July 16 2013

ObamaCare Strategery: Is the Delay Useful to the Administration?

Charlotte Hays

It is possible that some who oppose ObamaCare will let up in their ardor because of the one-year delay in the implementation of the employer mandate?

The delay signals the imminent collapse of this monstrous, jerrybuilt health care system, right?

Maybe we should take nothing for granted. We especially should take nothing for granted when we remember the lengths—including false claims and unsavory deals—to which this administration and its supporters were willing to go to pass this law. Should we expect less intensity as ObamaCare, the president's legacy, appears to be coming unstuck?  

Clark Judge has a glum warning about how the administration might use the employer mandate delay to its advantage. Judge is quoting from an obviously plugged-in source whom he identifies only as “a prominent Washington insider:”

The just-announced full-year postponement in implementing the employer mandate was not an admission of failure, I was told, but an application of strategic delay. The idea was to put off some of the most objectionable parts of the law while aggressively signing people up. Remember, this insider went on, most of the people Obamacare targets have health insurance now. By luring them into the program, the administration gets them to surrender their current coverage. That way, when, after the 2014 midterm elections, the employer mandate starts to bite and calls for repeal become more urgent, these millions will be locked into the president’s system without a safety net.  They will become a core constituency for blocking repeal.  There is nothing that can be done to stop this....

The insider acknowledges that there is an alternative view circulating among conservatives. This view is that opponents of ObamaCare should double down on their opposition to the law. The insider attributes the GOP failure in the 2012 presidential election to not having a candidate who could make a persuasive case against ObamaCare. Judge embraces this second point of view:

I would campaign to replace the Rube Goldbergesque monument to the hubris of the administrative state with, yes, expanded health savings accounts, as well as with a federal law making it legal to sell in all states any health insurance policy approved in one state.  And I would remove laws designed to preserve medical-service monopolies. Of these last, some are intended to protect hospitals from competing facilities that focus on particular conditions, procedures, or diseases, usually at an enormous quality and price advantage. Others protect doctors offices from multi-office competitors, including national ones.
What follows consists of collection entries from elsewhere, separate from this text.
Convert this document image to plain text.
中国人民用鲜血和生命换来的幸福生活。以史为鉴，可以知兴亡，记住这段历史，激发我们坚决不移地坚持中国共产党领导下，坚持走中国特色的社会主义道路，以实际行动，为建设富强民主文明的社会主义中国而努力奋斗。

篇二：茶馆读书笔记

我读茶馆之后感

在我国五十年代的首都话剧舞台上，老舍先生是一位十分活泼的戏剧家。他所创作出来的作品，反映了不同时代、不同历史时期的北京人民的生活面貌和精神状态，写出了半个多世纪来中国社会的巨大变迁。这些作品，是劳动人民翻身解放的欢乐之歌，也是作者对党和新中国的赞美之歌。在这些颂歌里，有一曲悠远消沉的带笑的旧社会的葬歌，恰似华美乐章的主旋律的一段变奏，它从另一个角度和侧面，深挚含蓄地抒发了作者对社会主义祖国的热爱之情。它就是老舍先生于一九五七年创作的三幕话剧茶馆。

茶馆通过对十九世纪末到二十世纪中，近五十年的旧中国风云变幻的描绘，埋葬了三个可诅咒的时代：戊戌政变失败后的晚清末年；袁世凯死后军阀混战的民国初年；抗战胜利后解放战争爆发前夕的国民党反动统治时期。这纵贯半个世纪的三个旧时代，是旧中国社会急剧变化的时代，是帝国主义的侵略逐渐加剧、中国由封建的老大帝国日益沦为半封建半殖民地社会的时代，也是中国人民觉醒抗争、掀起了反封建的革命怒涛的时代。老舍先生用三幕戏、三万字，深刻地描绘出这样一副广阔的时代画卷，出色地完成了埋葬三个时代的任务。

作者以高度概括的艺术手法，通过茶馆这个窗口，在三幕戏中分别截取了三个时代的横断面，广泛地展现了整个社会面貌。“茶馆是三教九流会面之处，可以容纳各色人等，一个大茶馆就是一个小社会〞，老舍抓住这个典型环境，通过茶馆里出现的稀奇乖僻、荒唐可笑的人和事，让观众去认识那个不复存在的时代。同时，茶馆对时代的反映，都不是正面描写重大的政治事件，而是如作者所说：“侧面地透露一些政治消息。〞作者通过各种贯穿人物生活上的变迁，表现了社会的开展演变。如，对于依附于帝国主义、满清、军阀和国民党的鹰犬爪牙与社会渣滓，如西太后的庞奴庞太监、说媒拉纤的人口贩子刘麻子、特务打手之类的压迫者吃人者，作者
In short, I'd stop government from regulating the business of healthcare, which has become an admission room for rent seekers.

There were plenty of good arguments for a better form of health care reform when ObamaCare was rammed through Congress. We don’t lack for good ideas. What is needed is fortitude—and the ability to smell a rat. If the insider’s first theory is correct, the administration, not surprisingly, is as willing to be devious and ruthless in saving ObamaCare as it was in foisting it upon us. So this is a wake-up call for those who hope to see the end of ObamaCare and a better health care system for all of us. Let's not be duped.